Sheryl has even used breastfeeding as a tool to comfort them in the school playground.
She said: "It's about comfort. If they're ill, that's where they want to be to help them calm down but we don't live in a society that's supportive of that after infancy which is why we don't see it.
"They want to be with me and snuggle with me even when they aren't breastfeeding.
"Riley and Mylo pick up on people's opinions. My eldest wouldn't ask for it when we're out because he knows other people will see but he will behind closed doors but my youngest is confident.
"Before Mylo went into preschool he was asking for mummy milk in the playground in the morning.
"He took me to the bench and I had to dig deep into myself. I wanted to tell him we weren't doing it there because people could see but I didn't want to pass my anxieties onto him."
While strangers seem to keep their opinions to themselves, Sheryl says some friends and family have said her breastfeeding could be the reason her sons are "hard work".
She said: "I've been pretty lucky in that I haven't had negative comments from strangers but family members and people I know have asked if I think I should stop.

"They question whether the way my children behave is anything to do with them being breastfed. They're hard work but that's children.
"People think they're experts in other people's children but I'm not doing it blind even though I am following my instincts in many ways."
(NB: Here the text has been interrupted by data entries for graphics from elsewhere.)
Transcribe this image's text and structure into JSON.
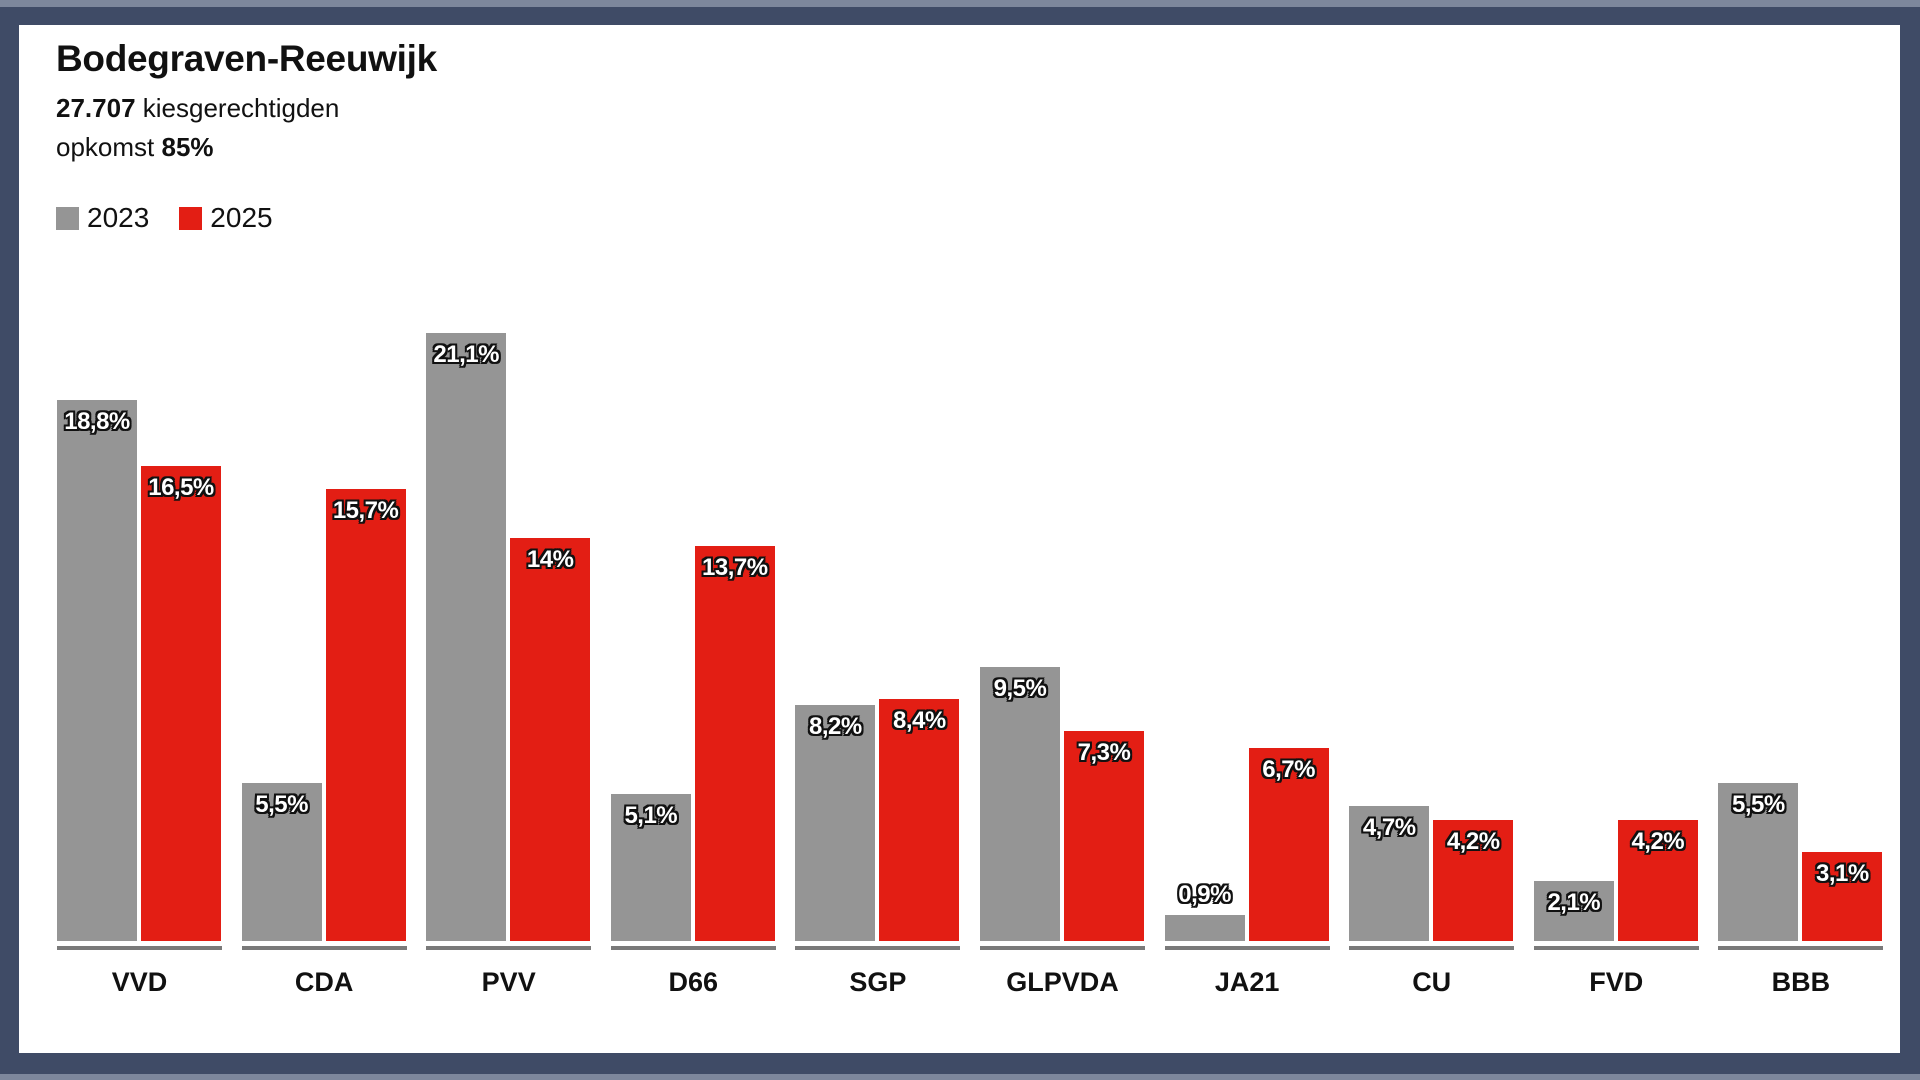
{
  "header": {
    "title": "Bodegraven-Reeuwijk",
    "eligible_count": "27.707",
    "eligible_label": "kiesgerechtigden",
    "turnout_label": "opkomst",
    "turnout_value": "85%"
  },
  "legend": [
    {
      "label": "2023",
      "color": "#959595"
    },
    {
      "label": "2025",
      "color": "#e31e14"
    }
  ],
  "chart_data": {
    "type": "bar",
    "title": "Bodegraven-Reeuwijk",
    "subtitle": "27.707 kiesgerechtigden, opkomst 85%",
    "xlabel": "",
    "ylabel": "",
    "categories": [
      "VVD",
      "CDA",
      "PVV",
      "D66",
      "SGP",
      "GLPVDA",
      "JA21",
      "CU",
      "FVD",
      "BBB"
    ],
    "series": [
      {
        "name": "2023",
        "color": "#959595",
        "values": [
          18.8,
          5.5,
          21.1,
          5.1,
          8.2,
          9.5,
          0.9,
          4.7,
          2.1,
          5.5
        ]
      },
      {
        "name": "2025",
        "color": "#e31e14",
        "values": [
          16.5,
          15.7,
          14.0,
          13.7,
          8.4,
          7.3,
          6.7,
          4.2,
          4.2,
          3.1
        ]
      }
    ],
    "labels": {
      "2023": [
        "18,8%",
        "5,5%",
        "21,1%",
        "5,1%",
        "8,2%",
        "9,5%",
        "0,9%",
        "4,7%",
        "2,1%",
        "5,5%"
      ],
      "2025": [
        "16,5%",
        "15,7%",
        "14%",
        "13,7%",
        "8,4%",
        "7,3%",
        "6,7%",
        "4,2%",
        "4,2%",
        "3,1%"
      ]
    },
    "ylim": [
      0,
      22
    ],
    "grid": false,
    "legend_position": "top-left"
  }
}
Sheryl says she was determined to breastfeed Mylo because she struggled to nurse Riley following a difficult birth.
She added that breastfeeding helped her to overcome the trauma of giving birth and strengthened her connection with her sons.
"Breastfeeding helped me to keep that connection going and I had it in my head that I wanted to tandem breastfeed," she adds.
"It felt magical and empowering to be sustaining two babies at the same time.
"I had a traumatic birth and because of that experience I felt like I a failure. I felt like I hadn't done it right so I needed the breastfeeding relationship to succeed."